Gone With the Wind
When Rhett grabs Scarlet on their flight to Tara,
their isometric kiss implies coition
and romance will peak with his profession of love
made to a horny widow woman imperiled
on the bumpy road to burnt and pillaged mansions.
Some sparkling Aphrodites debuted that year:
Maureen O’Hara, Ingrid Bergman, Greer
Garson, Brenda Joyce, and Rita Hayworth,
but who would win the sizzling bombshell prize?
Miss Scarlet, hussified in her red dress.
Vivian hated Gable’s denture breath
and later claimed he really tried to rape her,
though no one paid attention to that story,
and she got the Oscar, she and Hattie McDaniel,
though Hattie had to sit off to the side.
“I know you girls would trade me for Clark Gable,”
said Hitler to a gaggle of German debs.
Gone with the Wind was the Fuhrer’s favorite film,
and lots of his future subjects read the book.
In the movie poster Atlanta is in flames,
under a giant Rhett apparently
having his way with a giant, yielding Scarlet.
The burning town is, yes, a metaphor,
for all their fiery amorous compulsions,
but it suggests, as well, a more Vedantic
perspective, a hyper-lapse depiction of war
speeding the ashes to ashes. Poor Scott Fitzgerald
failed to make Aunt Pitty-Pat amusing,
so Selznick canned his sorry ass, launching
his fatal binge, but Margaret Mitchell wouldn’t
read the script, and never put her nose in,
quipping that Groucho Marx should play Rhett Butler.
George Green’s book, Lord Byron’s Foot, won The New Criterion Poetry Prize, The Poet’s Prize, and an Academy Award from the American Academy of Arts and Letters. He has lived for forty years in Manhattan’s East Village, but longs for “The milder minstrelsies of rural scenes.”
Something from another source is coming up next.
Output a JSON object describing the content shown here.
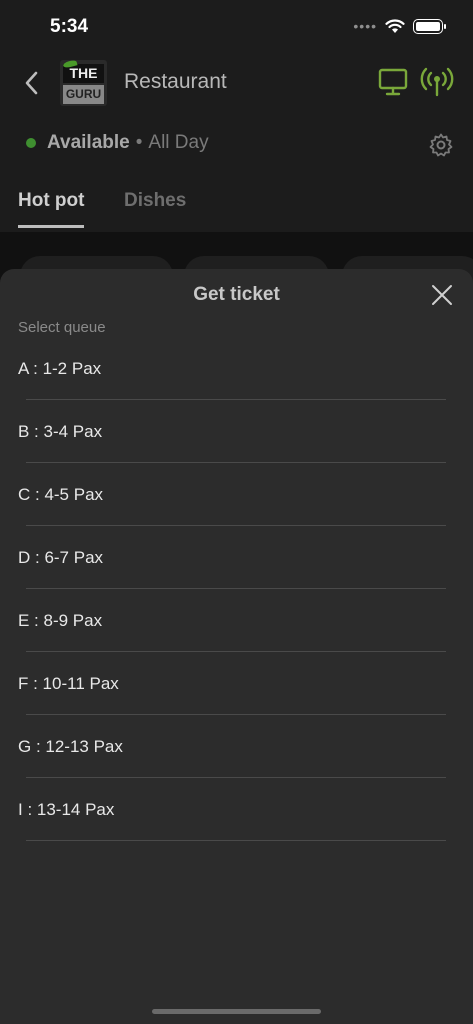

In my “TCM” poems I try to locate the movies historically, or relate them to events in my everyday life. In the six years between 9/01/39 and 9/02/45 roughly eighty million people lost their lives. The marvelous culture that produced GWTW, The Wizard of Oz, Only Angels Have Wings, Goodbye Mr. Chips, Mr. Smith Goes to Washington, Wuthering Heights, and Stagecoach, could do nothing to forestall or mitigate the catastrophe. Let me add that I could triple this list of 1939 classics without any drop in quality. I am unashamedly obsessed with ancient actresses, and the roll call at the end of stanza one is my favorite part of the poem. My Hitler quote comes from Eva Braun’s home movies.
--George Green
The New York School Diaspora, Part Seven: George Green
George Green’s “Gone with the Wind,” an ekphrastic poem, is about a movie poster that opens to engage late 1930’s culture at large. We disappear into it, like a reader of Roussel into the scene on a Perrier label, to enjoy tragicomic carnage and lusts of all kinds. As Rhett and Scarlett’s monstrous forms loom above a tiny, torched Atlanta, a bevy of actresses have failed to nab the transcendent role of Scarlet; Hattie McDaniel persists, portraying a maid instead of being one; Faulkner bombs as script doctor and drowns in bourbon; Hitler schemes to re-write civilization; executives strive for primacy and poolside leisure. The poem’s elegant octets feature a peanut gallery of vulgar language (“horny widow woman,” “hussified,” “denture breath,” “sorry ass”) hilariously foiled by the precise and analytical “isometric kiss,” “coition,” “Vedantic perspective,” “hyper-lapse depiction.” The novelist who sparked it all gets the last laugh, invoking the antithesis of Gable (sexiness jerry-rigged by acting coach he married): that most-refreshing nemesis of vainglory, Groucho Marx.
--Angela Ball
This poem first appeared in THE AMERICAN JOURNAL OF POETRY, Volume Ten.